I didn’t start reading this book immediately after purchasing it. I was that kid in grade school who always had a Star Wars novel or “The Fellowship of the Ring” rattling around in my backpack alongside the textbooks for each class and eagerly anticipated study hall time when I could dive back into my favorite fictional worlds instead of parsing sentences, but that habit did not follow me to college. My bookshelves at school are full of old favorites and a few yet-unread that I constantly look at, wish I had time to read, sigh and promptly scroll on my phone instead of using the time that I do indeed have. But the books I have read in college have stuck with me, maybe because being out of practice in devouring a new one every few days means that I now read slower and more intentionally.
I realized early on that this particular book wasn’t a text I could or should simply skim through to glean some information and be able to say I’d read it. Written during a summer spent at a family farm in Connecticut and published in 1972, “A Circle of Quiet” is a journal-like memoir.

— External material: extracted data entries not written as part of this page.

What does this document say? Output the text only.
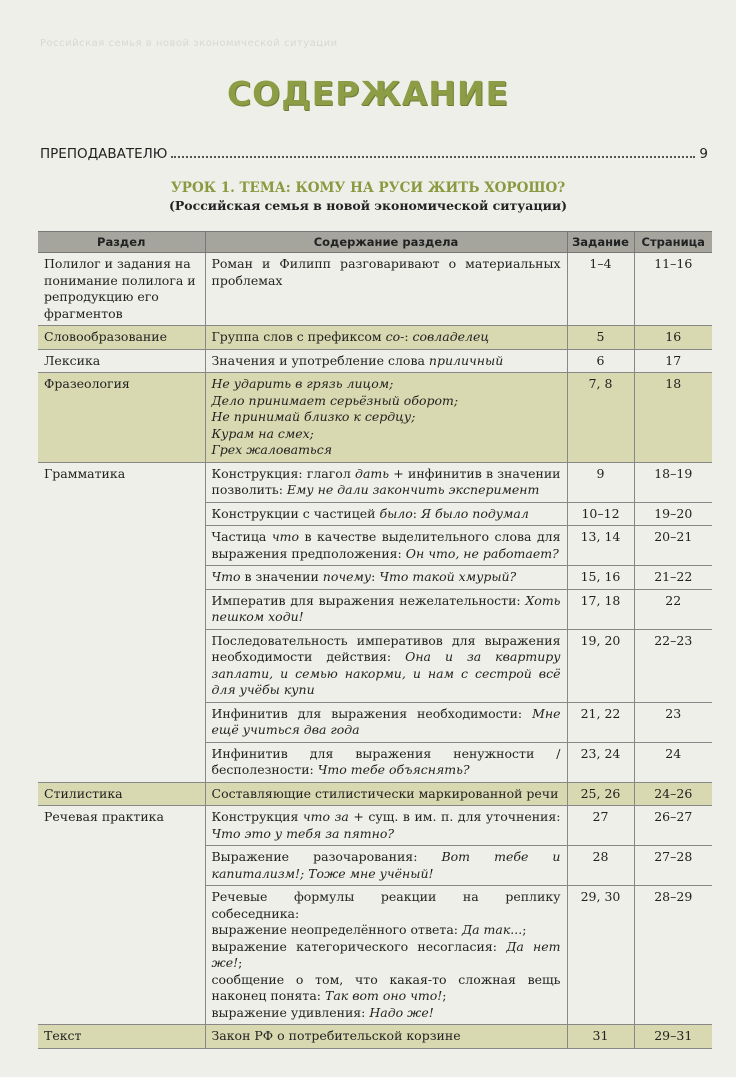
Российская семья в новой экономической ситуации
СОДЕРЖАНИЕ
ПРЕПОДАВАТЕЛЮ	9
УРОК 1. ТЕМА: КОМУ НА РУСИ ЖИТЬ ХОРОШО?
(Российская семья в новой экономической ситуации)
Раздел	Содержание раздела	Задание	Страница
Полилог и задания на понимание полилога и репродукцию его фрагментов	Роман и Филипп разговаривают о материальных проблемах	1–4	11–16
Словообразование	Группа слов с префиксом со-: совладелец	5	16
Лексика	Значения и употребление слова приличный	6	17
Фразеология	Не ударить в грязь лицом;
Дело принимает серьёзный оборот;
Не принимай близко к сердцу;
Курам на смех;
Грех жаловаться	7, 8	18
Грамматика	Конструкция: глагол дать + инфинитив в значении позволить: Ему не дали закончить эксперимент	9	18–19
	Конструкции с частицей было: Я было подумал	10–12	19–20
	Частица что в качестве выделительного слова для выражения предположения: Он что, не работает?	13, 14	20–21
	Что в значении почему: Что такой хмурый?	15, 16	21–22
	Императив для выражения нежелательности: Хоть пешком ходи!	17, 18	22
	Последовательность императивов для выражения необходимости действия: Она и за квартиру заплати, и семью накорми, и нам с сестрой всё для учёбы купи	19, 20	22–23
	Инфинитив для выражения необходимости: Мне ещё учиться два года	21, 22	23
	Инфинитив для выражения ненужности / бесполезности: Что тебе объяснять?	23, 24	24
Стилистика	Составляющие стилистически маркированной речи	25, 26	24–26
Речевая практика	Конструкция что за + сущ. в им. п. для уточнения: Что это у тебя за пятно?	27	26–27
	Выражение разочарования: Вот тебе и капитализм!; Тоже мне учёный!	28	27–28
	Речевые формулы реакции на реплику собеседника:
выражение неопределённого ответа: Да так...;
выражение категорического несогласия: Да нет же!;
сообщение о том, что какая-то сложная вещь наконец понята: Так вот оно что!;
выражение удивления: Надо же!	29, 30	28–29
Текст	Закон РФ о потребительской корзине	31	29–31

L’Engle ruminates on her teaching career, her path as a Christian and her development as a writer, offering wisdom from her relationships with others and her own pursuit of truth and meaning.
I wanted to respect the gravitas of this subject matter in the way I read the book. So each time I opened its slightly yellowed pages, I set my phone aside, grabbed a pencil and began poring over each chapter, underlining lines and passages I wanted to consider further and bracketing some of my favorites. Absorbed in L’Engle’s anecdotes and insights, I slipped back into the habit of reading without checking the time, which proved to be the same issue it had been back in high school when I’d wake up the next morning more tired than I’d been before those five hours of sleep (I know, to some of you five hours may be a luxury. I like my sleep, though).
A few nights ago, sitting in my bed with only the string lights for illumination, I finally finished “A Circle of Quiet.” I closed the cover, set it down and thought. L’Engle writes her way through so many aspects of life, from the nature of creativity to the responsibility of an educator and the character of progress. All of these come together to form the picture one woman understood of a world awaiting full redemption in Christ where the artist, the writer and the individual desperately pursue truth and beauty in all contexts of their lives.
I felt a little overwhelmed by some of her sweeping yet beautifully intricate insights. How does L’Engle seem to so adeptly balance asking and seeking answers? How is she so okay with admitting she does not or cannot know certain things? Was it God who drew me to this book that day in McKay’s, knowing how relevant I would find it to my own search for answers?
Am I asking the right questions?
At church this past Sunday, I looked at the displays honoring this year’s graduating high school seniors and thought about how long ago high school seems to me. Only three years separate us in that experience. But those three years mark a complete chapter in my life: a circle, beginning and ending with the same simultaneous trepidation and excitement I felt for move-in day in August 2018 on this very same campus. Yet now, the need for answers feels more urgent than ever.
What happens after graduation is a question I’ve been asking for some time now. I’ve pursued and am pursuing a variety of possible answers, but the uncertainty hangs around.
To truly ask a question with no idea as to its answer involves a certain level of dependence on the individual being asked. Asking makes us vulnerable. My specific questions and requests to God about my future aren’t in themselves what matter to my pursuit of righteousness. My act of prayer, my reliance on Him by fully admitting that I do not know, is.
Maybe the question does matter more than the answer, especially when asked of a holy and omniscient God. My requests involving the things of this earth may be sinful, but He is the perfect and complete answer to all of my deepest needs.
On this side of eternity, we should seek that answer in and through all that we do. We might express our search through creativity and art, which L’Engle calls “beauty crying out for more beauty.” But ultimately, we won’t always find the answers our self-focused hearts might crave.
And that is a good thing.
L’Engle seems to recognize that in her contemplations in “A Circle of Quiet.” She perhaps puts it best: “Thank you, God, for not giving in to my importunate demands.”